In a jar of 115 balls, each being red or blue. There are 60 red balls. Show that there are at least two red balls in the jar exactly 4 terms apart.
My Approach
There are 115 balls and we need 4 terms apart, so we make groups of 6
$115 \over6$$ = 19.167$
also we know we have 60 red balls $\therefore$ $60 \over6$$ = 10$
Since we have 2 possibilities, red or blue from pigeon holes principle, we can say that red and blue both have $115 \over(6*2)$$= $$115 \over12$ which is approximately $9.583$ , which means that out of red and blue, one has $10$ pairs and the other has $9$.
Also we know that there are 10 pairs red balls.
This shows that it is true that the red balls have 10 pairs of 6 balls which are red. This also shows that in the pair of 6 balls, the first and the last is also red and they are 4 terms apart in turn proving the hypothesis.

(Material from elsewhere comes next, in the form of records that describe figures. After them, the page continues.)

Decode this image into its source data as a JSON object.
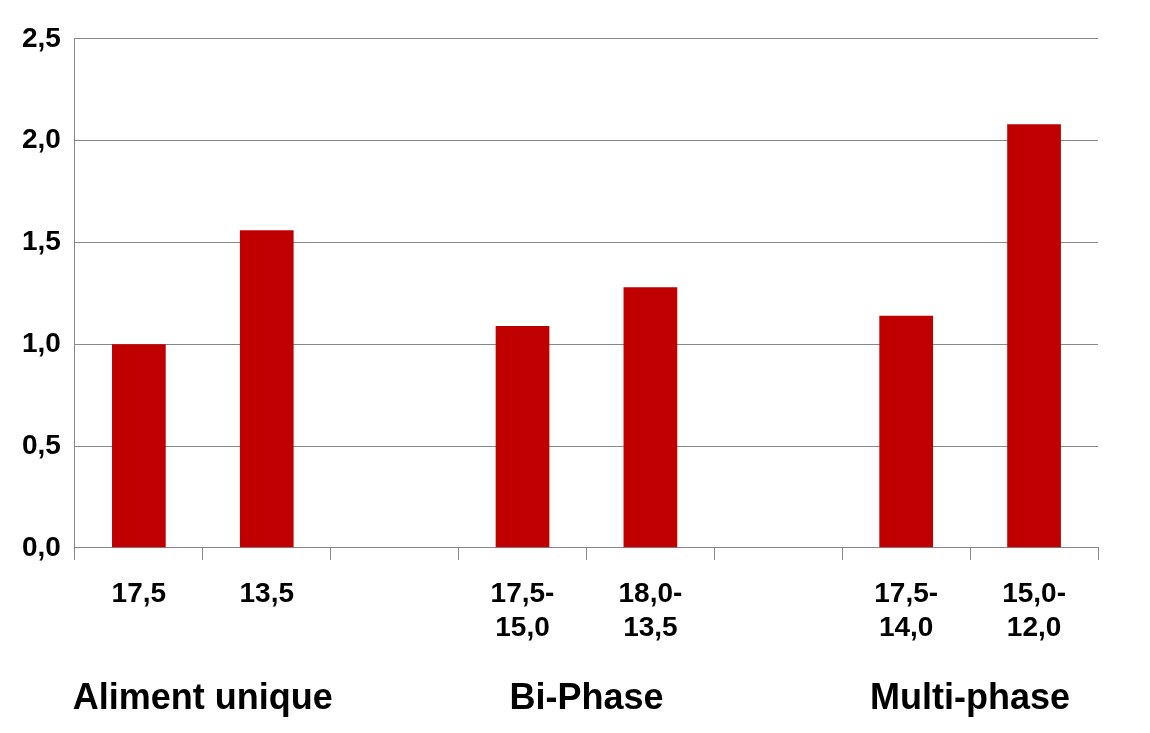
{
  "chart_data": {
    "type": "bar",
    "categories": [
      "17,5",
      "13,5",
      null,
      "17,5-15,0",
      "18,0-13,5",
      null,
      "17,5-14,0",
      "15,0-12,0"
    ],
    "values": [
      1.0,
      1.56,
      null,
      1.09,
      1.28,
      null,
      1.14,
      2.08
    ],
    "color": "#c00000",
    "ylim": [
      0,
      2.5
    ],
    "yticks": [
      {
        "value": 0,
        "label": "0,0"
      },
      {
        "value": 0.5,
        "label": "0,5"
      },
      {
        "value": 1,
        "label": "1,0"
      },
      {
        "value": 1.5,
        "label": "1,5"
      },
      {
        "value": 2,
        "label": "2,0"
      },
      {
        "value": 2.5,
        "label": "2,5"
      }
    ],
    "grid": "y",
    "legend": false,
    "annotations": [
      "Aliment unique",
      "Bi-Phase",
      "Multi-phase"
    ]
  }
}
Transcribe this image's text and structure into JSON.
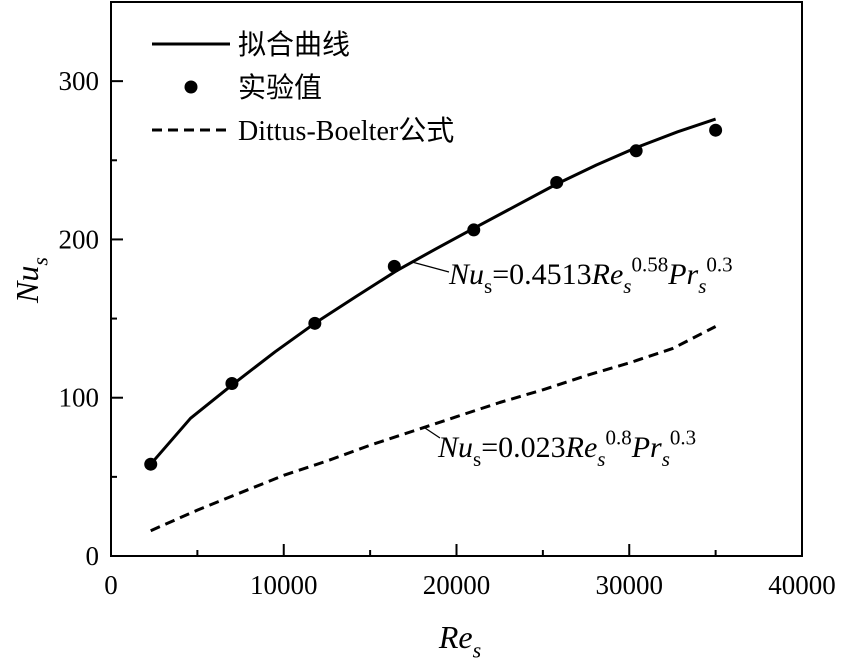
{
  "chart_data": {
    "type": "line",
    "xlabel": {
      "main": "Re",
      "sub": "s"
    },
    "ylabel": {
      "main": "Nu",
      "sub": "s"
    },
    "xlim": [
      0,
      40000
    ],
    "ylim": [
      0,
      350
    ],
    "x_ticks": [
      0,
      10000,
      20000,
      30000,
      40000
    ],
    "y_ticks": [
      0,
      100,
      200,
      300
    ],
    "x_tick_labels": [
      "0",
      "10000",
      "20000",
      "30000",
      "40000"
    ],
    "y_tick_labels": [
      "0",
      "100",
      "200",
      "300"
    ],
    "legend": {
      "position": "top-left",
      "entries": [
        "拟合曲线",
        "实验值",
        "Dittus-Boelter公式"
      ]
    },
    "series": [
      {
        "name": "拟合曲线",
        "style": "solid",
        "x": [
          2300,
          4600,
          7000,
          9500,
          11800,
          14200,
          16500,
          18800,
          21000,
          23400,
          25800,
          28100,
          30400,
          32800,
          35000
        ],
        "y": [
          58,
          87,
          108,
          129,
          147,
          164,
          180,
          194,
          207,
          221,
          235,
          247,
          258,
          268,
          276
        ]
      },
      {
        "name": "实验值",
        "style": "marker",
        "x": [
          2300,
          7000,
          11800,
          16400,
          21000,
          25800,
          30400,
          35000
        ],
        "y": [
          58,
          109,
          147,
          183,
          206,
          236,
          256,
          269
        ]
      },
      {
        "name": "Dittus-Boelter公式",
        "style": "dashed",
        "x": [
          2300,
          5000,
          7500,
          10000,
          12500,
          15000,
          17500,
          20000,
          22500,
          25000,
          27500,
          30000,
          32500,
          35000
        ],
        "y": [
          16,
          29,
          40,
          51,
          60,
          70,
          79,
          88,
          97,
          105,
          114,
          122,
          131,
          145
        ]
      }
    ],
    "annotations": [
      {
        "parts": [
          {
            "t": "Nu",
            "i": true
          },
          {
            "t": "s",
            "sub": true
          },
          {
            "t": "=0.4513"
          },
          {
            "t": "Re",
            "i": true
          },
          {
            "t": "s",
            "i": true,
            "sub": true
          },
          {
            "t": "0.58",
            "sup": true
          },
          {
            "t": "Pr",
            "i": true
          },
          {
            "t": "s",
            "i": true,
            "sub": true
          },
          {
            "t": "0.3",
            "sup": true
          }
        ]
      },
      {
        "parts": [
          {
            "t": "Nu",
            "i": true
          },
          {
            "t": "s",
            "sub": true
          },
          {
            "t": "=0.023"
          },
          {
            "t": "Re",
            "i": true
          },
          {
            "t": "s",
            "i": true,
            "sub": true
          },
          {
            "t": "0.8",
            "sup": true
          },
          {
            "t": "Pr",
            "i": true
          },
          {
            "t": "s",
            "i": true,
            "sub": true
          },
          {
            "t": "0.3",
            "sup": true
          }
        ]
      }
    ],
    "colors": {
      "line": "#000000",
      "background": "#ffffff"
    }
  }
}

I am not sure if I did it right as this seems too sketchy
It does seem rather sketchy ... in fact, I can't follow it at all. Groups of $4$? red and blue? Pair of $6$ balls?
Also, the question itself is weird: balls in a jar ... 4 terms apart?
OK, I assume that the question basically is: If you pick $60$ numbers from $1$ through $115$, then there must be two numbers with a difference of $4$
Here's why:
Pick $60$ numbers.
Divide them into $4$ groups, depending on whether the number $\equiv 0,1,2$, or $3 \bmod 4$
Note that in each group, the numbers are a multiple of $4$ apart.
So, if you have a group with at least $16$ numbers, then for no two of them to be exactly $4$ apart, they need to be at elast $8$ apart, but that means the lowest and highest number are at least $8 \cdot 15 =120$ apart, which is impossible.
So, all $4$ groups have exactly $15$ members. But now you have a problem with the group of numbers that are $\equiv 0 \bmod 4$, for the lowest possible number is $4$, and the highest needs to be at least $8 \cdot 14=112$ higher, which is $116$, and so there must be at least two that are exactly $4$ apart.